Australia’s Erin Densham put in one of the most impressive performances of her career, leading the swim and then crushing the field with a stellar run to win her second career ITU World Cup in Mooloolaba on Sunday.
Switzerland’s Nicola Spirig took the silver, a result which also completes her Olympic qualification. New Zealand’s Andrea Hewitt finished seven seconds behind Spirig for bronze.
Densham exited the water in the lead for the first time in her entire ITU career, before working with a group of nine women on the bike that went into T2 with a 90-second lead on the main chase group. But when it came to the four-lap 10km run, Densham burst off the front and while Spirig went with her to start, it didn’t last long. Densham then pushed the lead out from 30 seconds at the 5km mark to win by almost a minute. She broke the tape at 2 hours, 3 minutes and 32 seconds, punctuated by the day’s only sub-35:00 run among the women. Densham said afterwards she couldn’t keep her smile off the face from the start, after her surprise swim.
“That swim was a shock for me, I had a good start and then kind of got pushed back a bit at one of the buoys and there was a gap to the lead four and somehow I managed to bridge up, which is quite unheard of for me, just ask anyone,” Densham said. “I’ve never been out of the water in front so that was a win for me right at the start, I think I laughed at the start because I was just so shocked.”

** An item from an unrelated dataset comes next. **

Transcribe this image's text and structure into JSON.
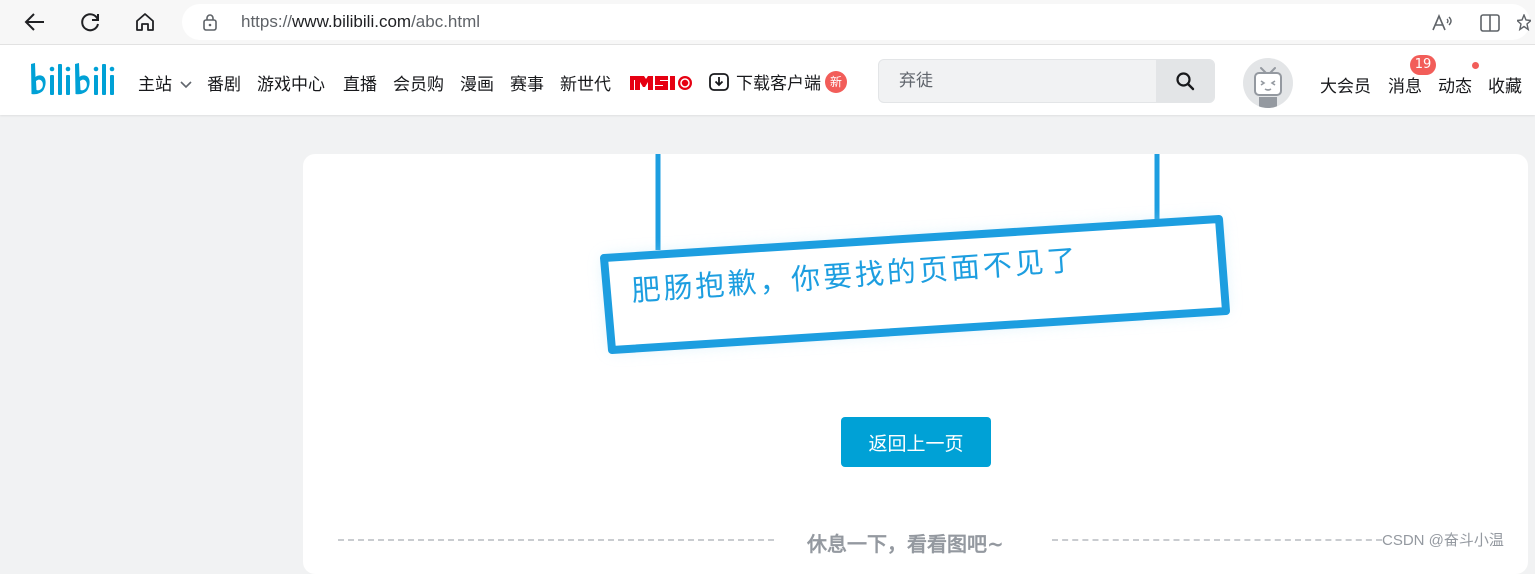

The dominating performance has also done Densham’s Olympic selection campaign no harm, but the 2008 Beijing Olympian said it wasn’t on her mind during the race.
“I wasn’t giving them a message, I was just running my race and doing what I normally do, what I know I can do. Whether that impresses them or not I don’t know, but it’s in their frame of mind now, I just did what I had to do. I love to run fast, it’s enjoyable, it hurts but it’s enjoyable,” she said. “My last World Cup podium was a long time ago it was hard to remember I’ve had so many ups and downs in the last few years, and I know this is where I can be. I’m just really happy to actually show people that’s what I’m capable of.”
Spirig’s second place was enough to secure her qualification for the Swiss Olympic team, it acted as a confirmation result from her top-10 finish at the London World Triathlon Series event last year. After an injury riddled 2011 season, she said it was great result in her first race of 2012.
“It’s great to be back, it’s so nice to train without injury, I’m really happy,” she said. “That was my qualifying for the Olympics so it’s great to tick it off and now train for the Olympics. It was a training race for me, I didn’t really taper for it, it’s just great to get that result and to qualify, I’m very happy.”
Andrea Hewitt said she was happy with a podium in her first race of 2012.
“My whole race was pretty good today for the first race of the season but I just couldn’t hold on with Nicola at the end and congratulations to Erin, because she had such a great run today,” Hewitt said.
Densham’s victory started from the swim, where she was out of the water in a leading group of four that included Liz Blatchford, Laura Bennett and Hewitt.
That four were first into T1, but were joined on the first lap of seven by Emma Moffatt, Rachel Klamer, Daniela Ryf and Pamela Oliveira. Behind them were six different chase packs, that condensed into five when the first and second chase group merged on the first lap. But with the pack chase including notable runners like Lisa Norden, Gwen Jorgensen, Melanie Annaheim and Lauren Campbell, Densham said the front pack worked together to made sure they increased the gap. They did, at a rate of 10 seconds each lap and headed into T2 with a lead of almost 90 seconds.
In the first lap of four on the run, Densham and Spirig went off the front. But what was even more incredible was that even when Spirig dropped, which was before the end of the first lap, Densham never slowed. She eventually won by an outstanding 52 seconds on one of the toughest ITU courses, and her run split was the fastest of the day by 43 seconds.
While Densham’s performance threw up questions for the Australian selectors - who have already pre-selected Moffatt, Bennett and Blatchford also put themselves in Olympic calculations for the USA and Great Britain team’s respectively. Ryf’s sixth place will be important in the Olympic points qualification, it could possibly give Switzerland three women’s spots on the startline in London - for now. While Klamer’s fifth will bode well for the Netherlands in terms of Olympic qualification points.
Reigining Olympic champion Emma Snowsill was a late withdrawal from the race due to illness, while Kirsten Sweetland, Jodie Stimpson, Danne Boterenbrood and Felicity Abram also did not start.